Jess: What, to you, is the opposite of anxiety? 

Jenny: My anxiety takes the form of dread. For me, the only antidote for dread is collective action.

To hope is to live.

It’s the year 2030 and we haven’t given up.

It’s the year 2030 and we are in renewal.

Jess: Going back to ‘Weather’, it is very much about the future, without going beyond our present moment. Was it a challenge at all to stay here, without veering into fictional speculation about the future in the narrative itself?

Jenny: I knew that I didn’t want to write a post-apocalyptic novel about climate change. That territory has been well-covered. I am usually interested (perhaps to a fault) at trying to capture how it feels to be alive at a particular moment in time. ‘Weather’ was an attempt to chart that especially the movement between different registers of concern, some global, some domestic.

But I did do something I’ve never done before in this novel; I jumped a little bit into the future at the end because there is a scene where Lizzie votes again and this is meant to take place during the November 2020 presidential election. Afterward, she mills around outside the building surrounded by strangers and neighbors remembering something her friend told her. He said people who are lost often walk past their own search parties. That search and rescue teams sometimes have to tackle them because they are in such a daze of lostness and hopelessness. 

I love this idea that we might not recognize our own search party made up of helpful strangers. It speaks to this idea of the power of collective action and it is the reason Lizzie begins to say things such as “What if we went for a walk?

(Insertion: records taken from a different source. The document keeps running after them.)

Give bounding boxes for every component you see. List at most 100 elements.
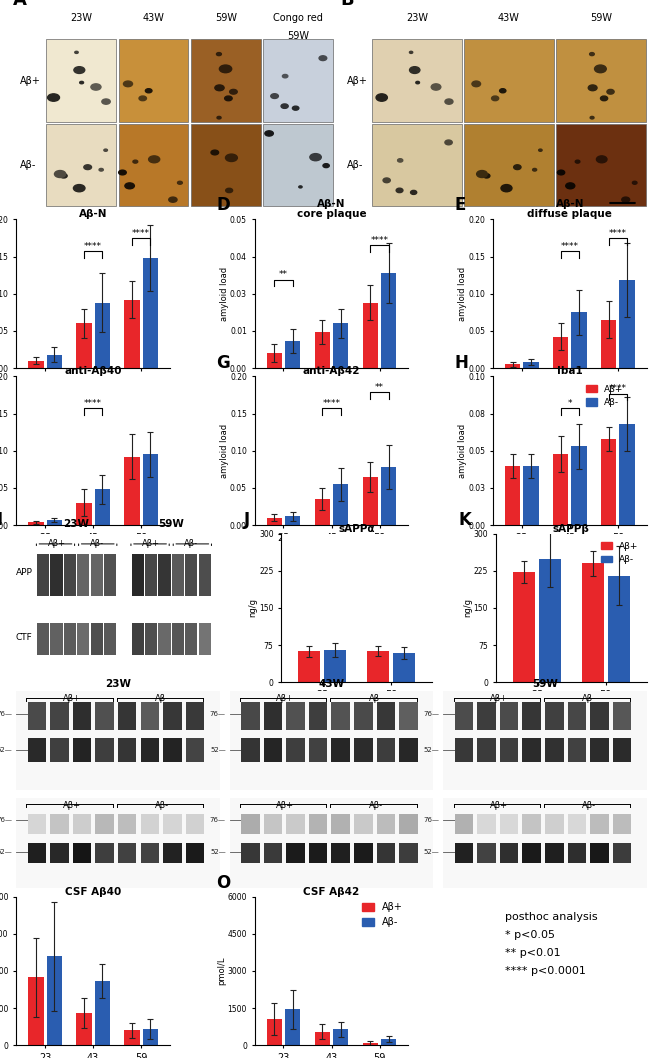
Circle shape: [597, 156, 607, 163]
Circle shape: [125, 183, 135, 188]
Bar: [50, 815, 69, 834]
Bar: [241, 703, 259, 730]
Bar: [140, 738, 159, 762]
Bar: [601, 439, 616, 525]
Bar: [477, 843, 496, 863]
Circle shape: [601, 96, 608, 101]
Text: **: **: [279, 270, 288, 279]
Bar: [286, 738, 305, 762]
Text: 76—: 76—: [0, 817, 12, 823]
Text: ****: ****: [561, 242, 579, 251]
Bar: [513, 572, 535, 682]
Bar: [381, 468, 396, 525]
Title: Aβ-N: Aβ-N: [79, 209, 107, 219]
Bar: [545, 738, 564, 762]
Bar: [613, 843, 631, 863]
Y-axis label: ng/g: ng/g: [248, 599, 257, 617]
Bar: [372, 124, 462, 206]
Bar: [145, 623, 157, 655]
Bar: [118, 703, 136, 730]
Bar: [332, 843, 350, 863]
Bar: [104, 554, 116, 596]
Bar: [567, 815, 586, 834]
Bar: [266, 353, 282, 368]
Bar: [266, 517, 282, 525]
Bar: [104, 623, 116, 655]
Bar: [377, 843, 395, 863]
Circle shape: [539, 149, 542, 151]
Bar: [332, 703, 350, 730]
Circle shape: [55, 170, 66, 178]
Bar: [333, 1029, 348, 1045]
Circle shape: [216, 53, 222, 56]
Circle shape: [80, 81, 84, 84]
Bar: [377, 815, 395, 834]
Text: 59W: 59W: [590, 13, 612, 22]
Bar: [142, 258, 158, 368]
Bar: [118, 39, 188, 122]
Bar: [556, 39, 645, 122]
Y-axis label: amyloid load: amyloid load: [458, 267, 467, 321]
Circle shape: [60, 174, 67, 178]
Text: 59W: 59W: [158, 519, 184, 529]
Bar: [454, 738, 473, 762]
Bar: [285, 1009, 300, 1045]
Bar: [241, 843, 259, 863]
Bar: [131, 623, 144, 655]
Y-axis label: amyloid load: amyloid load: [458, 423, 467, 478]
Bar: [264, 815, 282, 834]
Bar: [163, 738, 181, 762]
Text: Aβ+: Aβ+: [62, 801, 81, 809]
Bar: [285, 342, 300, 368]
Bar: [567, 703, 586, 730]
Bar: [315, 1032, 330, 1045]
Y-axis label: amyloid load: amyloid load: [220, 267, 229, 321]
Bar: [286, 703, 305, 730]
Circle shape: [632, 181, 637, 184]
Bar: [286, 815, 305, 834]
Text: Aβ+: Aβ+: [489, 801, 508, 809]
Circle shape: [84, 165, 92, 169]
Legend: Aβ+, Aβ-: Aβ+, Aβ-: [597, 539, 642, 568]
Bar: [399, 703, 418, 730]
Bar: [324, 650, 346, 682]
Circle shape: [146, 89, 152, 93]
Title: sAPPα: sAPPα: [339, 524, 375, 533]
Bar: [553, 454, 568, 525]
Bar: [567, 843, 586, 863]
Bar: [73, 738, 91, 762]
Bar: [613, 738, 631, 762]
Bar: [91, 623, 103, 655]
Circle shape: [491, 96, 499, 101]
Bar: [354, 843, 372, 863]
Circle shape: [299, 186, 302, 188]
Bar: [571, 446, 587, 525]
Bar: [523, 738, 541, 762]
Bar: [354, 738, 372, 762]
Circle shape: [484, 174, 490, 178]
Bar: [37, 554, 49, 596]
Bar: [354, 815, 372, 834]
Bar: [163, 843, 181, 863]
Bar: [285, 516, 300, 525]
Circle shape: [398, 159, 403, 162]
Circle shape: [500, 89, 506, 93]
Bar: [399, 738, 418, 762]
Text: ****: ****: [609, 229, 627, 238]
Circle shape: [119, 170, 126, 175]
Bar: [545, 703, 564, 730]
Bar: [163, 815, 181, 834]
Bar: [601, 320, 616, 368]
Bar: [118, 815, 136, 834]
Y-axis label: amyloid load: amyloid load: [220, 423, 229, 478]
Bar: [590, 815, 609, 834]
Text: APP: APP: [16, 568, 32, 577]
Bar: [500, 703, 519, 730]
Bar: [464, 39, 554, 122]
Text: Aβ-: Aβ-: [90, 540, 104, 548]
Bar: [96, 703, 114, 730]
Legend: Aβ+, Aβ-: Aβ+, Aβ-: [582, 381, 627, 411]
Title: Aβ-N
core plaque: Aβ-N core plaque: [296, 199, 367, 219]
Bar: [477, 703, 496, 730]
Text: Aβ+: Aβ+: [276, 694, 294, 703]
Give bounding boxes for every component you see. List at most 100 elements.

If we walked out into the streets?”  This current disaster, the pandemic, has exposed how interconnected we all our, how actions in one part of the world have effects on the other. Climate change also reveals this interconnectedness for better or for ill. When the environmentalist Bill McKibben is asked by someone “What can I do as an individual about climate change?” he always gives the same answer. ‘Don’t act as an individual, act as part of a community.”  This is a difficult directive for someone like me, a long time avoider of groups, but I see the truth in it now.  I so admire what someone like Rob Hopkins has done with the Transition Towns movement. I feel like it gives a template of how to create a future that is more community-based and thus, by all measures, more resilient in times of trouble. And best of all this particular movement manages to show the fun of what it might mean to live more slowly, more locally, less precariously.

To hope is to love one another, despite what the neo-darwinists claim.

Jess: There are so many things I want to ask you, many of them about what kind of stories we need at the moment, and I really hope there will be an opportunity for that at a later date. For now, thank you so much for taking the time to share your thoughts. Both my partner and I, as climate activists and writers, as well as several colleagues in the shop, have found such gems of clarity and so much to hold close in ‘Weather’. Thank you for writing it. 

Jenny: Thank you for these terrific question. I was so disappointed not to get to come to Mr. B’s Emporium of Reading Delights (best bookstore name ever!) I very much hope I can come visit in the future and talk to you more.

It’s the year 2030 and the right decisions were made in 2020.